Eğitim Sen İskenderun Şube Başkanı Mustafa Ünsal; “Milli Eğitim Bakanlığı’nın Rotasyon Kurullarında Yer Almıyoruz!”
Milli Eğitim Bakanlığının ‘Öğretmen Atama ve Yer Değiştirme Yönetmeliği’ gereğince uygulanacak zorunlu rotasyona karşı olduklarını ifade eden Eğitim Sen İskenderun Şube Başkanı Mustafa Ünsal, MEB’nın rotasyon uygulamasıyla ilgili olarak her ilde komisyonlar kurduğunu ve sendika temsilcilerini bu komisyonlara davet ettiğini kaydederek, bu toplantılarda sendika olarak yer almayacaklarını duyurdu.

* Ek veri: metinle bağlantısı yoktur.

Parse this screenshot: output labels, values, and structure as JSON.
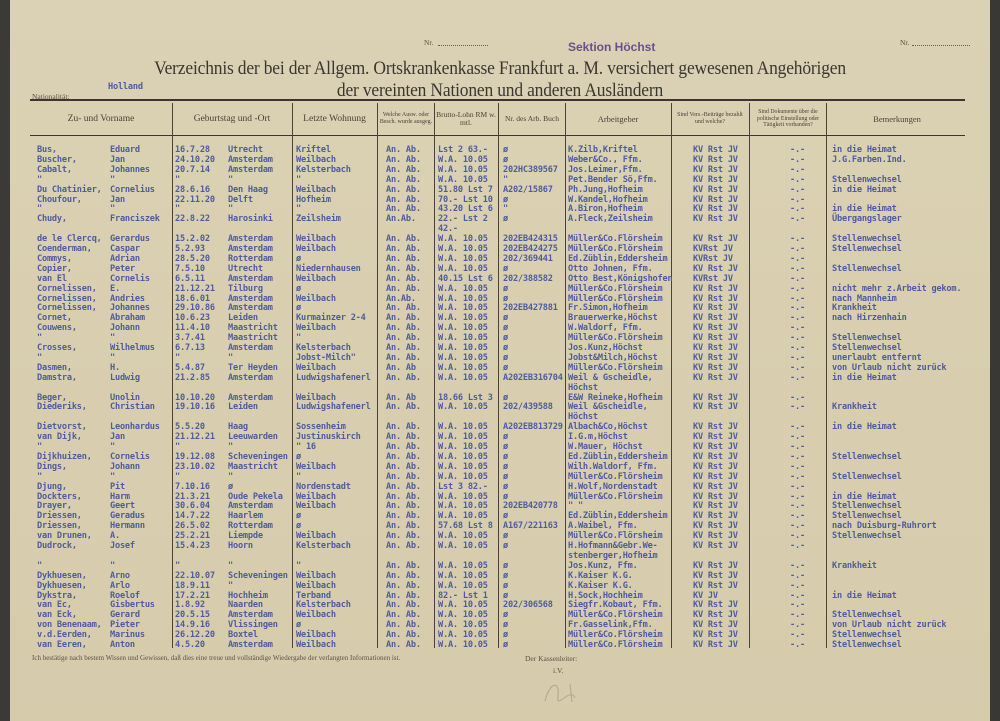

Rotasyonu sürgün olarak nitelendiren Ünsal; “Bu uygulamaya gerekçe olarak Bakan Nabi Avcı’nın ileri sürdüğü iki argüman bulunmaktadır. Birincisi zorunlu rotasyon sonucu genç öğretmenlerin büyükşehirlerdeki merkezi okullara gelebileceği, ikincisi ise eş durumu atamalarına başvuracak öğretmenler için yine merkez okullarda yer açılmasıdır. Her iki gerekçe de toplumu ve özellikle genç öğretmen arkadaşlarımızı yanıltmakta, bu sürgün operasyonuna meşruluk kazandırma amacı taşımaktadır. Çünkü, ilk etapta rotasyona tabi tutulacak öğretmenler 12 yıldır aynı okulda çalışan öğretmenler olacaktır. Daha sonra aynı okuldaki çalışma süresi her yıl kademeli olarak düşürülecek ve 8 yıldır aynı kurumda çalışan öğretmenlerin rotasyona tabi tutulması gündeme gelecektir. Bunun açık anlamı iddia edildiğinin aksine göreve yeni başlayan genç öğretmenlerin hemen merkezi okullara gelemeyeceğidir. Dolayısıyla genç öğretmenlerin yer değiştirme sorununda değişen hiçbir şey olmayacaktır. Diğer bir iddia ise eş durumu mazereti nedeniyle öğretmenlerin merkezi okullara gelebilmesinin önünün açılacak olmasıdır. Belirtmek isteriz ki bu iddia da uygulamada hiçbir karşılık bulmayacaktır” dedi.
Bakanlığın amacının öğretmenlerin sorunlarını çözmek yerine genç öğretmenlerin sorunlarını “çözüyormuş gibi yaparak” beklentiye sokmak, hizmet yılı fazla öğretmenleri emekliliğe zorlamak ve eğitimin ticarileştirilmesi, dinselleştirilmesi ve otoriterleştirilmesi uygulamalarına direnen öğretmenleri yerinden etmek olduğunu öne süren Ünsal; “MEB’in öğretmenleri kendi istekleri dışında zorunlu rotasyona tabi tutmak yerine gönüllülük ve teşvik esasına dayalı çözümler üretmeye çalışmaması bu durumun en açık ifadesidir. Eğitimde, hiçbir gerekçe eğitim emekçilerini okuttuğu öğrencisinden, oturduğu mahallesinden kopararak, zorla başka bir işyerine göndermesini haklı çıkaramaz. Böylesi bir dayatmanın adı dünyanın her yerinde sürgündür ve kabul edilmesi mümkün değildir. Eğitim ve bilim emekçileri olarak, taşıdığımız sorumluluğun bilinciyle, öğretmenleri ve öğrencileri mağdur edecek bu düzenlemeye karşı gerekli her türlü adımı atacağımızı ve MEB’in rotasyon kurullarında yer almayacağımızı tüm kamuoyuna bir kez daha duyuruyoruz!” dedi.